Mental Health Week


I want to take the opportunity, as this sitting week comes to an end, to reflect on some of the important conversations and events that occurred as we went through Mental Health Week this week. Many of us in here are aware that we commenced with World Mental Health Day, on Monday, and many of us started wearing our badges. I participated in the campaign to make a personal pledge on mental wellbeing, as I know many of my colleagues did. I was pleased to sign that campaign website and make my personal pledge, which was to give back to my local community through something both fun and meaningful. There was a great range of options for people to consider signing up to. That is still operating, and I would encourage people who are interested in supporting it to go onto the website, make their own pledge and be part of a very important initiative.


I have to say, there has been much discussion—I have participated in the appropriation debate today—reflecting on the period of the election campaign and what has happened since. But there is one image that has stuck in my mind particularly from the period of the election campaign, and that was when our leader, Bill Shorten, was at the Sky News People's Forum in Brisbane. He was asked a question about suicide, and he asked members of the audience to put their hands up if they knew someone who had attempted to take their own life. To be honest, I was quite shocked by the number of people in that room—from a random group of people brought together with nothing to do specifically with mental health—who had known a friend or family member who had been touched by this terrible circumstance. It is good that the profile of this issue is being raised, and I know colleagues from all around this chamber have been very active in their own electorates in talking about raising suicide awareness and how we can as individuals, families and communities help to eliminate suicide.

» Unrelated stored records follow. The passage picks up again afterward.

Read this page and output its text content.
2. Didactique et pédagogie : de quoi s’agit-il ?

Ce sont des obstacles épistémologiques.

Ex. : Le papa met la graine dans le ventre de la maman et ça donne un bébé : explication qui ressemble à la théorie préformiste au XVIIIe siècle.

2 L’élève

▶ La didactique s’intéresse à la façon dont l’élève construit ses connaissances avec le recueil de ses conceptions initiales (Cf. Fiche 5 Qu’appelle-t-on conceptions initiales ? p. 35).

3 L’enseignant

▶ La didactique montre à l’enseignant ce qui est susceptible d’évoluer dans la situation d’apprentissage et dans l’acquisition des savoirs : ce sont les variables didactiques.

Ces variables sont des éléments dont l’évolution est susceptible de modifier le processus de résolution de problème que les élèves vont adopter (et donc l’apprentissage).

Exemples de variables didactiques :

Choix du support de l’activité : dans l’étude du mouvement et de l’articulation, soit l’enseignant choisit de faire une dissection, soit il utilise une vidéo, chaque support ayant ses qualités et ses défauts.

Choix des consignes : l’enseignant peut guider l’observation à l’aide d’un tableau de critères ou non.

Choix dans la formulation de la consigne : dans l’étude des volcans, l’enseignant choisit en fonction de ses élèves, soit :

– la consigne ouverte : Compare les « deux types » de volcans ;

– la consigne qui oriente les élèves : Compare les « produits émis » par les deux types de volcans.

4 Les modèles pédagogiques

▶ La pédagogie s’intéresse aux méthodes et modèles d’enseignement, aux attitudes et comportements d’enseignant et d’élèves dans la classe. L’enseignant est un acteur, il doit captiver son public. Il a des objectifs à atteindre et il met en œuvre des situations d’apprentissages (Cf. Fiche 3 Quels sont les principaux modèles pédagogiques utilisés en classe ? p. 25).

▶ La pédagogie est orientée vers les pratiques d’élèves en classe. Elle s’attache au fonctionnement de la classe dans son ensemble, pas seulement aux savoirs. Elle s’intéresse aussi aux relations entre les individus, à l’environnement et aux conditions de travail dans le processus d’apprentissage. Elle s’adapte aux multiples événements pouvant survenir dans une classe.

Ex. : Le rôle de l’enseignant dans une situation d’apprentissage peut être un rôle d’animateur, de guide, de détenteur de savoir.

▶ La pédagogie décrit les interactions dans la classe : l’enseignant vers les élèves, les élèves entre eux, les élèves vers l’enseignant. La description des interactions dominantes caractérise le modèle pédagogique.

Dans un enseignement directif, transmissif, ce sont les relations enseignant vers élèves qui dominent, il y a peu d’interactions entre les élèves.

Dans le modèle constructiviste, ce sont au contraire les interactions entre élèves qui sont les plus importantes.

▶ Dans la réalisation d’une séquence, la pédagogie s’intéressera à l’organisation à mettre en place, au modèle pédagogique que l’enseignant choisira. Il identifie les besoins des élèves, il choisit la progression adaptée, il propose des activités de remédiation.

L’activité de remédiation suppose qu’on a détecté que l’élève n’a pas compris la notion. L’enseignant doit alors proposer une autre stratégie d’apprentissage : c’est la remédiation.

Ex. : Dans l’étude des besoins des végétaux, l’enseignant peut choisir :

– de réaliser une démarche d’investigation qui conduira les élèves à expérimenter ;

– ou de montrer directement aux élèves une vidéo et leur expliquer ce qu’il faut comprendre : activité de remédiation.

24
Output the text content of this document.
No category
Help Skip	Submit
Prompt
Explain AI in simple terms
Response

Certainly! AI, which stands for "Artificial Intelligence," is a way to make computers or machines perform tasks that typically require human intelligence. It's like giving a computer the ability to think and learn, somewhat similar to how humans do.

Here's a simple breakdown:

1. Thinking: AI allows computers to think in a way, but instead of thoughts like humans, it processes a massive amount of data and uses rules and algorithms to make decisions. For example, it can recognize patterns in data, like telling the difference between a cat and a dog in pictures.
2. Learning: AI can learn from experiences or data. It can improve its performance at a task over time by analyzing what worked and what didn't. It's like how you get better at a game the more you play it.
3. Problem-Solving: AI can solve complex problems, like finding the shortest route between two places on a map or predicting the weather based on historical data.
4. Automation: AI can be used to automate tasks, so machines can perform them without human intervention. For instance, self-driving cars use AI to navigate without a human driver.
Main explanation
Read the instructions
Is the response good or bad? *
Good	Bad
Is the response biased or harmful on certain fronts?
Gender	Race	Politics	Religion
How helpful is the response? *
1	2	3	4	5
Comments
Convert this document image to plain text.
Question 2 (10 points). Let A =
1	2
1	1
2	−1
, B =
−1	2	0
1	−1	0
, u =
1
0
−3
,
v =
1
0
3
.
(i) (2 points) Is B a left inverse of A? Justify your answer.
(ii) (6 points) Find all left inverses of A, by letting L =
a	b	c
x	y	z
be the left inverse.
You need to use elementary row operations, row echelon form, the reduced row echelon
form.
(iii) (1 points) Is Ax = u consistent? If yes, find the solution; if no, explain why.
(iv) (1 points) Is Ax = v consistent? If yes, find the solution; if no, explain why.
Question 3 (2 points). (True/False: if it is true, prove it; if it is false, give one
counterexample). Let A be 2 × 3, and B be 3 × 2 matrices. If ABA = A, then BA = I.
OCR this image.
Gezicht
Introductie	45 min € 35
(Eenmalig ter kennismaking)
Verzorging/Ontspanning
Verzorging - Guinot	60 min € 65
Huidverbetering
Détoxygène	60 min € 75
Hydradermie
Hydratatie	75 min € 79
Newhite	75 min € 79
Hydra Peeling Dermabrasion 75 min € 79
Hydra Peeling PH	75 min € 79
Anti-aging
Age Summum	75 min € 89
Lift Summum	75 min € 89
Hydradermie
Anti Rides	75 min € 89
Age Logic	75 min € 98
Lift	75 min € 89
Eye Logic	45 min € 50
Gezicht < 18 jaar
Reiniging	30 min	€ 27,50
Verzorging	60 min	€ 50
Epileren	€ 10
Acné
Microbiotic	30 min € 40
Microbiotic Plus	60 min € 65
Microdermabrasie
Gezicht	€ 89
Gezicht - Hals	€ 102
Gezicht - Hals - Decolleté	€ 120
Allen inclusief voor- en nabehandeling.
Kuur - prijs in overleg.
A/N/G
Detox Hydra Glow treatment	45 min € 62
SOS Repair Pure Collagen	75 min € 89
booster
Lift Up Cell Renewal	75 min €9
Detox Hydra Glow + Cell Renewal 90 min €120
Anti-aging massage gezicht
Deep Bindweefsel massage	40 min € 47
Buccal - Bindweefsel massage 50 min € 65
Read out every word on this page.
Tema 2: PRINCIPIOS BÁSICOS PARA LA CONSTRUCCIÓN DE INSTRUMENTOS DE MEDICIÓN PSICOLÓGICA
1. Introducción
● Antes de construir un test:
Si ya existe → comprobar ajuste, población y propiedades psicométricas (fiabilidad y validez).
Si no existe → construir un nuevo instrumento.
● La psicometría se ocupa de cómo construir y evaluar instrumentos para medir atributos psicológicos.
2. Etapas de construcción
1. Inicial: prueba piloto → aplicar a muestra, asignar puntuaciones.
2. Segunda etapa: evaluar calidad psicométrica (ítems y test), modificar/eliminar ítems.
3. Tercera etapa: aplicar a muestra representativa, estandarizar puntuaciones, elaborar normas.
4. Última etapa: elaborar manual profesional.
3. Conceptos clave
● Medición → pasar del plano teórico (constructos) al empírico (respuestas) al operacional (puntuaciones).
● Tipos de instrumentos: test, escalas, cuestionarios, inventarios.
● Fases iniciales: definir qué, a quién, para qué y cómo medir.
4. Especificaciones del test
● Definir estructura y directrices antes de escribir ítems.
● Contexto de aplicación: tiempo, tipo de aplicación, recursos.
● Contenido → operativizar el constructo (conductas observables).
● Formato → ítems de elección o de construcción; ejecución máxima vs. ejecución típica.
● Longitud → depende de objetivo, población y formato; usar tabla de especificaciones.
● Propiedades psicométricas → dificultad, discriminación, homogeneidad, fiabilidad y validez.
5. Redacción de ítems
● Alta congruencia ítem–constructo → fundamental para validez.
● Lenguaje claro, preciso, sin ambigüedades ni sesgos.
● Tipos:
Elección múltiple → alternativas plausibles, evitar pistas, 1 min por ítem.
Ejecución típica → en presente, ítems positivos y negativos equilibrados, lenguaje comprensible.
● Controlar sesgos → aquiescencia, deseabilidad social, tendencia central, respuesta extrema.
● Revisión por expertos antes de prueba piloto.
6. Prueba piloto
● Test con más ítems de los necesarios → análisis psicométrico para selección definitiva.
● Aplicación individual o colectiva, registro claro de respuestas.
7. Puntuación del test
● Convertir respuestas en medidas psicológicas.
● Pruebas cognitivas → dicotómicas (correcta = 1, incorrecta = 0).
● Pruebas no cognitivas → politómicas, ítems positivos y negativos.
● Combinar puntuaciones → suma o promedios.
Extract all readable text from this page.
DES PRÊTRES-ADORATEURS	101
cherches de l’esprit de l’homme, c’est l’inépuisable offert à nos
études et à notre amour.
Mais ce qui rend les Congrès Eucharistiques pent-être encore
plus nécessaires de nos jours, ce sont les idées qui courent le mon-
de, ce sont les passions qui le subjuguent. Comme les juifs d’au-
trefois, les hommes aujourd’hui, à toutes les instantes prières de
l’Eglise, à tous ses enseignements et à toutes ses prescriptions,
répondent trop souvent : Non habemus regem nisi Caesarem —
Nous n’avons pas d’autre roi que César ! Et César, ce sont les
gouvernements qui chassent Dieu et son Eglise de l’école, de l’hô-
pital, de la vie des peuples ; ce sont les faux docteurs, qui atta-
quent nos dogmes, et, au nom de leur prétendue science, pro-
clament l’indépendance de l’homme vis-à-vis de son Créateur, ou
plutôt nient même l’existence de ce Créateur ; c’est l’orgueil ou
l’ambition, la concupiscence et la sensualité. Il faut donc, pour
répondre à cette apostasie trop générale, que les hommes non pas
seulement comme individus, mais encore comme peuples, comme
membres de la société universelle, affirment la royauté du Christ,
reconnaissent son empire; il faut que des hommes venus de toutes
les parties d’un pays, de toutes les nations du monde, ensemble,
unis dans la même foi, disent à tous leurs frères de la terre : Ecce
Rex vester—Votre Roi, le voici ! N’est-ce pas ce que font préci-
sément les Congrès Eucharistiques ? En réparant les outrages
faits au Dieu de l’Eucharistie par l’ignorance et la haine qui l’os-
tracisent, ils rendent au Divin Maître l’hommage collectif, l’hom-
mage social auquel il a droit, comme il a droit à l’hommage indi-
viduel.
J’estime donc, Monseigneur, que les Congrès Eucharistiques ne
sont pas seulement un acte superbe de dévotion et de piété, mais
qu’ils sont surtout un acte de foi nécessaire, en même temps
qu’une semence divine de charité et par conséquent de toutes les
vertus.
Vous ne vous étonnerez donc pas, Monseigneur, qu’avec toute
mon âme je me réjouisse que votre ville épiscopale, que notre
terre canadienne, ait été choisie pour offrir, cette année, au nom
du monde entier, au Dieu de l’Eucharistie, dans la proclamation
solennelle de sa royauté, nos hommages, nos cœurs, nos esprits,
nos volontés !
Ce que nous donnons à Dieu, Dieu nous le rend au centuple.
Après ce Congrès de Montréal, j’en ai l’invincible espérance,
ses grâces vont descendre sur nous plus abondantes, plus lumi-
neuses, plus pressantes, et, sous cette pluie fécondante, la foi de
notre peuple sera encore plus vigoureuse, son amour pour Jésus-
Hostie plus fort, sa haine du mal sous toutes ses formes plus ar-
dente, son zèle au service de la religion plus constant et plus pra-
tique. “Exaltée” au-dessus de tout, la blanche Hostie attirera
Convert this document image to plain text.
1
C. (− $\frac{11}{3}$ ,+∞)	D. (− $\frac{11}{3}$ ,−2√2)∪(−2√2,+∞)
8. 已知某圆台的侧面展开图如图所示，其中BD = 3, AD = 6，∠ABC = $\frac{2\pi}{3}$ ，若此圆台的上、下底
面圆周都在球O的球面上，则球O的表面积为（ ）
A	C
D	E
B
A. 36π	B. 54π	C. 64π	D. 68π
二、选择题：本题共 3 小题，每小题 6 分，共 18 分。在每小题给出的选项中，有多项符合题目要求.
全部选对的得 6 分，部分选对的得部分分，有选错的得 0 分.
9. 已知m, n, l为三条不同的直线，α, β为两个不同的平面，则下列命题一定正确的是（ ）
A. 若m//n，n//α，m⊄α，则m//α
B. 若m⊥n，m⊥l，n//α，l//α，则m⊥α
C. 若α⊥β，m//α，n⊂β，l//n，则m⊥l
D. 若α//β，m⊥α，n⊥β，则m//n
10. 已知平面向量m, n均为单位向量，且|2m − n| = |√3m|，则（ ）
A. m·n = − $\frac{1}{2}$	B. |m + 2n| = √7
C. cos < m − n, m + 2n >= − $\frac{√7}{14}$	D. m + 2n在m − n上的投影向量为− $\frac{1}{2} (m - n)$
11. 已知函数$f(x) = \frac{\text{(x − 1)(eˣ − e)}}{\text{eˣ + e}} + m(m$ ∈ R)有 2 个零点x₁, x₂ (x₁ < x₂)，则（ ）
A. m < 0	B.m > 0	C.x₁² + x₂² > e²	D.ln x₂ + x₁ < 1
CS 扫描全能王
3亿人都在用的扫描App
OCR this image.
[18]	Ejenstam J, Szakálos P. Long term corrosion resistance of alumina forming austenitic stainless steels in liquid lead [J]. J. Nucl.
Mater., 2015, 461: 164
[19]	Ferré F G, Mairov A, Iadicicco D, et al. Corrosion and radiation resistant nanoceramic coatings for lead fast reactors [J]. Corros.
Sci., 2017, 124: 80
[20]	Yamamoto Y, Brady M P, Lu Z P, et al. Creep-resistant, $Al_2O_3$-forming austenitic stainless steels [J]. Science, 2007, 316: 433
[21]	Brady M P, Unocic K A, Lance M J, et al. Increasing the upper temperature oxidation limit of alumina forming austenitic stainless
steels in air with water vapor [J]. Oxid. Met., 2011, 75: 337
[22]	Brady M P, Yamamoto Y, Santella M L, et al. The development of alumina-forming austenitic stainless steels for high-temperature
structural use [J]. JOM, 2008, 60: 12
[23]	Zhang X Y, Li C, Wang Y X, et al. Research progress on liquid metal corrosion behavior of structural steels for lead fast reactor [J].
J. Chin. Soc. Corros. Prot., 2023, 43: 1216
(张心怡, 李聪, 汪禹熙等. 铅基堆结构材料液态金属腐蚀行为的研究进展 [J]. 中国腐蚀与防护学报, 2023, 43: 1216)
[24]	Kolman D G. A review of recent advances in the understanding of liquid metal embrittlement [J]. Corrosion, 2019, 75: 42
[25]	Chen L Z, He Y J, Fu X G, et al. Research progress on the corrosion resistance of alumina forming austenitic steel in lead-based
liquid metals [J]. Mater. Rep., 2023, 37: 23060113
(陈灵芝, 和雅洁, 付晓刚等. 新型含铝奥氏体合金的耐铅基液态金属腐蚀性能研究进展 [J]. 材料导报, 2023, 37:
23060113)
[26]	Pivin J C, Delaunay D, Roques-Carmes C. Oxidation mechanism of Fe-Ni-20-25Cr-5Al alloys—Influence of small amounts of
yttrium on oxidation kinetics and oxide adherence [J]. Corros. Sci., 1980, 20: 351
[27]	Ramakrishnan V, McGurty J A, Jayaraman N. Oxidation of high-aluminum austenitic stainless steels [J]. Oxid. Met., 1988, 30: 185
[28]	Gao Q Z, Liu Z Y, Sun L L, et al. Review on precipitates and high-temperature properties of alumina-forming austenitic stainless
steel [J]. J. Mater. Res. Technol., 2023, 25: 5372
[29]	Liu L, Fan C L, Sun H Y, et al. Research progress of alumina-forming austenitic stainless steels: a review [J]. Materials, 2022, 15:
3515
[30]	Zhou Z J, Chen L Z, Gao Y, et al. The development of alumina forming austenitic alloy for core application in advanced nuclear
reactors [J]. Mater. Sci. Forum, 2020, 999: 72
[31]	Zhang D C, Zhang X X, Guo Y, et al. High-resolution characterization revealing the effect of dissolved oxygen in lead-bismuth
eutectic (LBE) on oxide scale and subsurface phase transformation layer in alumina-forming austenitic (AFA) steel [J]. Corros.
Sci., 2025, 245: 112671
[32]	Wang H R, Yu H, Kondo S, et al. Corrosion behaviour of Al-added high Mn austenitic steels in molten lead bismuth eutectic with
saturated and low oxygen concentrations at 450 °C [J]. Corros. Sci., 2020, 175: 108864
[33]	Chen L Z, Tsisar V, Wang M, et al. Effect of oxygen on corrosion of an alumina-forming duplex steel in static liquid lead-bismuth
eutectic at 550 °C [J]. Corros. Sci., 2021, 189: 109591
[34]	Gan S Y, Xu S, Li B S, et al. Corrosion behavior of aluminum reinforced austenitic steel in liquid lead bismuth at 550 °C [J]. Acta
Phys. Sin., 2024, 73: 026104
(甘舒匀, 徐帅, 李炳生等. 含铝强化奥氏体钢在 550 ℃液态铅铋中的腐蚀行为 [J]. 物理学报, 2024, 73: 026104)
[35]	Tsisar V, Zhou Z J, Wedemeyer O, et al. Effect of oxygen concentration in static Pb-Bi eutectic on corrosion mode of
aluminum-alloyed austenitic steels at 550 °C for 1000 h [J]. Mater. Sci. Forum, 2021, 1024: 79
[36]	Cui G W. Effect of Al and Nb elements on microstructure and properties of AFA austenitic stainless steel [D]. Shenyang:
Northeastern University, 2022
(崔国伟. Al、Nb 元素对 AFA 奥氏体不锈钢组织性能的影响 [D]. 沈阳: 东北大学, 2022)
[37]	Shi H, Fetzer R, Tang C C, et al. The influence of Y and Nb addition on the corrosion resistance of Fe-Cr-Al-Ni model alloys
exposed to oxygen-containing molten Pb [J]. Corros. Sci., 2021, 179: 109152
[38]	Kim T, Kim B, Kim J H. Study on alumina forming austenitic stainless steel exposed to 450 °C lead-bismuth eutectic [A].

Part of the reason that I am very conscious of the suicide campaign issues in my own electorate is the work of my own headspace organisation. Tuesday was National headspace Day as part of Mental Health Week. I hardly feel I need to make any explanation in this place about the work of headspace, because it is so well known, well regarded and supported across all parties. I was pleased in May 2008 to attend the commencement of our own local headspace service. They have provided an excellent and very important service to our community in the years since then. On Tuesday I put a post up about National headspace Day and a photo from 2008. One young local woman commented on my post, and I think it captures why they are such a significant service. She said:


I wouldn't be where I am today if this amazing group of people didn't help me to see the light at the end of a very dark tunnel!! Can't speak more highly about an organisation who is truly there to support young people going through a tough time in their own heads!!


I think that beautifully captures the important work of headspace.


Today, headspace held a local Walk of Pride. Our local candidate for the Wollongong by-election, Paul Scully, was there. I would definitely have been there if we were not in this place. This evening they are having a Living Book session about mental health at the Wollongong Library. Importantly, carers and ARAFMI Illawarra are involved in those activities as well. About a month ago—in fact, the evening before World Suicide Prevention Day—I joined the local headspace and Lifeline supporters at the Wollongong Lighthouse for their Out of the Shadows and into the Light Walk. There were about 120 people there on a very cold and windy evening. I think it showed the great support there is in our communities to arrest these issues.


Finally, I want to acknowledge a local journalist, Angela Thompson, from the Illawarra Mercury, who did a very important article about a local organisation that has been formed to take a collaborative approach to suicide.